Мы - действующие лица и исполнители. И в сгусток, в концентрат нам играть недолго осталось. Хотя в растворе - всю жизнь.
Все началось вовсе не так, как запомнилось массам. Не в сентябре.
Все началось в августе. На Рижском взморье, вдыхая красивый и вкусный воздух, лежат две пары. Ближе к Риге - я и мой Д, муж. Дальше от Риги - мой любимый А и его новенькая. Между нашими шезлонгами - несколько сотен метров, но мы этого не знаем. Мы все лежим в предвкушении новой жизни. Мы с мужем, например, только-только прибыли из водного путешествия, где все было сказочно, где плыли туманы над рекой, звезды непрерывно падали с неба, и наши чувства стали так похожи на любовь, что мы решили не расставаться никогда. Мы сами в восторге от того, как всё здорово сделали: мы уже давно законно женаты, и вдруг - любовь, вот тебе и на. И можно жить-поживать, добра наживать, и не надо выжидательно заглядывать в глаза на предмет а-как-там-сложатся-отношения, у нас все есть, даже квартира. Мы счастливы, что так лихо ушли от всех проблем, мы охвачены внутрисемейной гордостью. Мы шатаемся по Юрмале, делаем друг другу подарки, млеем от Баха в Домском соборе, изучаем закаты над морем, над соснами. Мы каждый день по несколько часов проводим в постели, изобретая и изобретая способы передачи своих новых чувств, мы просто из кожи вон рвемся, чтобы закрепить это неожиданное счастье. А взглянуть на фотографии тех дней! - без слов все ясно.

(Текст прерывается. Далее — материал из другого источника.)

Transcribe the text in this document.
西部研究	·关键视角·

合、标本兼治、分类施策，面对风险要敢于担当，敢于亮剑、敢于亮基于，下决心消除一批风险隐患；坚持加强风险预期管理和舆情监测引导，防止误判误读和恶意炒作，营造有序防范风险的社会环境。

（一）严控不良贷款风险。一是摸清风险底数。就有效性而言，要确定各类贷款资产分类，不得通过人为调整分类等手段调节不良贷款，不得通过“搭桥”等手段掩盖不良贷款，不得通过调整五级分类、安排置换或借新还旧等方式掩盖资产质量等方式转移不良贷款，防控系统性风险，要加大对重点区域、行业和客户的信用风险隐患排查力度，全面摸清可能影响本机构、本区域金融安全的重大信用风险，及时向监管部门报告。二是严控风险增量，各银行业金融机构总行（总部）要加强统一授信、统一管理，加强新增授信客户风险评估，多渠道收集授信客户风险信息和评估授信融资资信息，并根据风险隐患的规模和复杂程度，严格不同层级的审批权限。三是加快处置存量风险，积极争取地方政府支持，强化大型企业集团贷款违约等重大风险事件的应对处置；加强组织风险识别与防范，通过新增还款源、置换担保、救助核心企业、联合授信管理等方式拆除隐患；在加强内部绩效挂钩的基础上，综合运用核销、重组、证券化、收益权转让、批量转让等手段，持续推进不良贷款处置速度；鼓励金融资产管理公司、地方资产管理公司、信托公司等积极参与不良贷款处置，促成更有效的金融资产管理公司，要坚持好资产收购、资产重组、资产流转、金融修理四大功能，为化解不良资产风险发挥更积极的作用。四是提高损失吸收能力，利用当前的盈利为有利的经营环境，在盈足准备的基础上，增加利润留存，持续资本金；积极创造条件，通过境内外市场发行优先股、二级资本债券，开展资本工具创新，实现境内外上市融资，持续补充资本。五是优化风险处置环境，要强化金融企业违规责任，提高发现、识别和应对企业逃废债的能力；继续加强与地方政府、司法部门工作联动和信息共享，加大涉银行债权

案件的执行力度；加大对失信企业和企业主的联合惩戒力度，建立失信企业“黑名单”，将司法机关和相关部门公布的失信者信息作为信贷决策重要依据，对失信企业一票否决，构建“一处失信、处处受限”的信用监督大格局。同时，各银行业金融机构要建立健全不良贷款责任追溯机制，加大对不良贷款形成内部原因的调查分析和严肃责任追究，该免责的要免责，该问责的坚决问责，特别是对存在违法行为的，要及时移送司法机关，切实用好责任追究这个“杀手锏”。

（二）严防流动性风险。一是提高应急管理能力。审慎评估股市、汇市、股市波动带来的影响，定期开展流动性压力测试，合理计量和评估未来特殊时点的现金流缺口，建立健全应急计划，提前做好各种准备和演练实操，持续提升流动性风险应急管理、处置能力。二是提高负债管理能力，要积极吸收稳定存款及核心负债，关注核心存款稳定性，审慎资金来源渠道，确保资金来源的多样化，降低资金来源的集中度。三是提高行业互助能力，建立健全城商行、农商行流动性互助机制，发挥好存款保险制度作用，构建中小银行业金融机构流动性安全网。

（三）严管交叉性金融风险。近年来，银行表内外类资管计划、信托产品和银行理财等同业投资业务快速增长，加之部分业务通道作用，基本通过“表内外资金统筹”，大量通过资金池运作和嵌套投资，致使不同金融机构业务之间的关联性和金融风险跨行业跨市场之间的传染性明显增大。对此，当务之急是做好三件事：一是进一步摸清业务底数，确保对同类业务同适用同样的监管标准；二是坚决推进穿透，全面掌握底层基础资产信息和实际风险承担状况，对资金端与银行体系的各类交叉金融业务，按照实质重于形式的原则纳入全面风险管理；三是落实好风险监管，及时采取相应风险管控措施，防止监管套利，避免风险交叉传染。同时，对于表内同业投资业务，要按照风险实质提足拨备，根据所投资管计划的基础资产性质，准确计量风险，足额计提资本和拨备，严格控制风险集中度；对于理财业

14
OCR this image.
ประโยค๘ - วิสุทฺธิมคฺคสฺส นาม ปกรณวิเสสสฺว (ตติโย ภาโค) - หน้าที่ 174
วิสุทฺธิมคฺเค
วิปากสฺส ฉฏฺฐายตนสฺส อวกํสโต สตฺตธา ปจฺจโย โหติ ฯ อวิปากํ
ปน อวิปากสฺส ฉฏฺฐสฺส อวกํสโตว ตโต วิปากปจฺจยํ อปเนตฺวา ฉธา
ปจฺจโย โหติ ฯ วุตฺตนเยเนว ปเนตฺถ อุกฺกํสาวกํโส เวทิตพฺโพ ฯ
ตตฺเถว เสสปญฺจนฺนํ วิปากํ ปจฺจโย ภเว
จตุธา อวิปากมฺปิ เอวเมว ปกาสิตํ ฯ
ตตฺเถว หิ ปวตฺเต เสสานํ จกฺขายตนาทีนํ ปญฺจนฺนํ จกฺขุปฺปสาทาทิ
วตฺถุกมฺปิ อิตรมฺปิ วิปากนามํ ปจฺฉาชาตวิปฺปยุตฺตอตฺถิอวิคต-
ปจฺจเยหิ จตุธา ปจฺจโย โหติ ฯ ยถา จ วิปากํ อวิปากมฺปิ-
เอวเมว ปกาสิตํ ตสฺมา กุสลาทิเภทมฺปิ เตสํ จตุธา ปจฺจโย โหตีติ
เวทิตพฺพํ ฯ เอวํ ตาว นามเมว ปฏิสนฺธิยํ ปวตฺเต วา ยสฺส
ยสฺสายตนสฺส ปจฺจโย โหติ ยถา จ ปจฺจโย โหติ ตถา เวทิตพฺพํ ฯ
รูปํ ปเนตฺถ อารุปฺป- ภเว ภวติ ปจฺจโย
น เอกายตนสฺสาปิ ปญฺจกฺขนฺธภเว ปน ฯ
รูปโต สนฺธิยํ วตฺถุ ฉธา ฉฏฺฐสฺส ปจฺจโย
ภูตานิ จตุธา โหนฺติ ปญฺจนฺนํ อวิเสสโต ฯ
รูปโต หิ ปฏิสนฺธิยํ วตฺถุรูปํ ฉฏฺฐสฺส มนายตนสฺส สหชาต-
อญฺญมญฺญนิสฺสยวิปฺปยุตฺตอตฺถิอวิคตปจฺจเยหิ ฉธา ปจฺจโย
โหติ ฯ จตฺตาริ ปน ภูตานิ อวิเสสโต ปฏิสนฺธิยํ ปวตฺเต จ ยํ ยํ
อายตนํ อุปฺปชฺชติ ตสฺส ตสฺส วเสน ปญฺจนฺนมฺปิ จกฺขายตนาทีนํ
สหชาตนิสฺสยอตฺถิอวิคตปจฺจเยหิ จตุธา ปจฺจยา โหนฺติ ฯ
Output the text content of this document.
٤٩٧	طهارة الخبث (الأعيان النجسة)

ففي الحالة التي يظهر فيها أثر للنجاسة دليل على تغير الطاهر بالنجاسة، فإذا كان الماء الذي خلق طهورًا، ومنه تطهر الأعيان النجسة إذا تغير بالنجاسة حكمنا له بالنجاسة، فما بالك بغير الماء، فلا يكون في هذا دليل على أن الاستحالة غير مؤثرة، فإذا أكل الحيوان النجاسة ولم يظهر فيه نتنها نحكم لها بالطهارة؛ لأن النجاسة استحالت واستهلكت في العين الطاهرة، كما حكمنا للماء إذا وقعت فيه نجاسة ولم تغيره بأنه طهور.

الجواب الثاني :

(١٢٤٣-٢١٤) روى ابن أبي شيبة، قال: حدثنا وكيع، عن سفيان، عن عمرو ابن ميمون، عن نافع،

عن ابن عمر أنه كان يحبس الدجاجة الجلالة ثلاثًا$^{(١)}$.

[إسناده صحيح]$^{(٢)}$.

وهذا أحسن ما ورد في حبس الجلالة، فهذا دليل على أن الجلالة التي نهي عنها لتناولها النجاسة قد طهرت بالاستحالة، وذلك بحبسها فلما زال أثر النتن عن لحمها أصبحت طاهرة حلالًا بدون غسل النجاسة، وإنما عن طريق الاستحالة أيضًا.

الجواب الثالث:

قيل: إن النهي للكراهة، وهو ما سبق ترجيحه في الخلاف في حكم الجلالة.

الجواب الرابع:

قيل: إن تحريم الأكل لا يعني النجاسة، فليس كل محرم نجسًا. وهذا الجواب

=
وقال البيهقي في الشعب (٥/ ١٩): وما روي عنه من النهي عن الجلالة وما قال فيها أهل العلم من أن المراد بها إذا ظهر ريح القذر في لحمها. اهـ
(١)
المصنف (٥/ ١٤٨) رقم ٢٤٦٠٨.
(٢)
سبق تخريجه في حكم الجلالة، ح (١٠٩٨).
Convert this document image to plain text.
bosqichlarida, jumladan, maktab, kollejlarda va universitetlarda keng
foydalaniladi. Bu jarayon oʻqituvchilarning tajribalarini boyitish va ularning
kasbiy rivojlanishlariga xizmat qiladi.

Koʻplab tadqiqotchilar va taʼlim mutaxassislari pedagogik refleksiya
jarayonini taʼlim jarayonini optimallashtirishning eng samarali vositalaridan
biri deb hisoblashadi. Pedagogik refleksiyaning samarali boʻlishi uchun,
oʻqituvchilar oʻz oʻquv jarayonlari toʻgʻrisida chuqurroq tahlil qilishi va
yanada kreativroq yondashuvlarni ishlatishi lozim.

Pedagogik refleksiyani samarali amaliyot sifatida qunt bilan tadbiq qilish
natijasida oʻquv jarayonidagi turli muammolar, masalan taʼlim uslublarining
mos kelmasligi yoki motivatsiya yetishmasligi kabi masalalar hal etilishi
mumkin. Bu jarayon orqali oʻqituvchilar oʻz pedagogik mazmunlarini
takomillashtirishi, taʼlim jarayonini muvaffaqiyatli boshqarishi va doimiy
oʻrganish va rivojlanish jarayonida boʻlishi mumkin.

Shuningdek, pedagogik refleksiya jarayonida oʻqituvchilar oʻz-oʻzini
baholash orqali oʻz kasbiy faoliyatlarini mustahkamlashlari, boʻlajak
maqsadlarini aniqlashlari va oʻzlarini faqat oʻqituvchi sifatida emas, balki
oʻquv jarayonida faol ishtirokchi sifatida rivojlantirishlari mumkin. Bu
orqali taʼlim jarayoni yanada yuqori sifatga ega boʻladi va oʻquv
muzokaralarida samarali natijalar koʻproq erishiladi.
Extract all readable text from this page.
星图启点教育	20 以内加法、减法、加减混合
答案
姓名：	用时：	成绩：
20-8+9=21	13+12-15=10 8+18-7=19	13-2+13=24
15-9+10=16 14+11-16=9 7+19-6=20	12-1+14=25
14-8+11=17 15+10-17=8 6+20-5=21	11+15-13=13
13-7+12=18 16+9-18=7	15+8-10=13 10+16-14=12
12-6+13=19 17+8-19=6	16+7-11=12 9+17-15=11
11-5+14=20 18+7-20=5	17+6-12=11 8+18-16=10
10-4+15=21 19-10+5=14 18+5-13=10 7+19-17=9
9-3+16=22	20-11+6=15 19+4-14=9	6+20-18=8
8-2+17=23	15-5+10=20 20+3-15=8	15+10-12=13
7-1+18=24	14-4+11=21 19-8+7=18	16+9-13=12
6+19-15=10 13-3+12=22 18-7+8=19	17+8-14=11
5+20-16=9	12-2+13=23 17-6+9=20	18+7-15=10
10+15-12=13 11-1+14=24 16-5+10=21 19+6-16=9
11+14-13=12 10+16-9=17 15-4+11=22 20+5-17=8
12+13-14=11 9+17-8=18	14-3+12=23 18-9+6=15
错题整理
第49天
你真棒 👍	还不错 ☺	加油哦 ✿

А на соседнем пляже лежит А и некая красивая дама, которую А только что отбил у нашего преподавателя русской литературы. Раз отбил - надо стараться. Дама - дочь какого-то великого академика. Не простая. И так они постарались, что тоже решили не расставаться никогда. Вот вернемся в Москву, будем жить вместе и поженимся, решили они дружно. Мой А влюбился в красотку по уши.
Это все август. Скоро осень, за окнами август... Пора вставать и ехать в Москву. Все встают. Я ничего пока не знаю про А, он - про меня, мы давно в ссоре, месяца три. Обычная сезонная ссора, мы обычно по весне ссоримся, но в этот раз очень уж резкая, злая, непримиримая, с досадой и запрещенными болевыми приемами.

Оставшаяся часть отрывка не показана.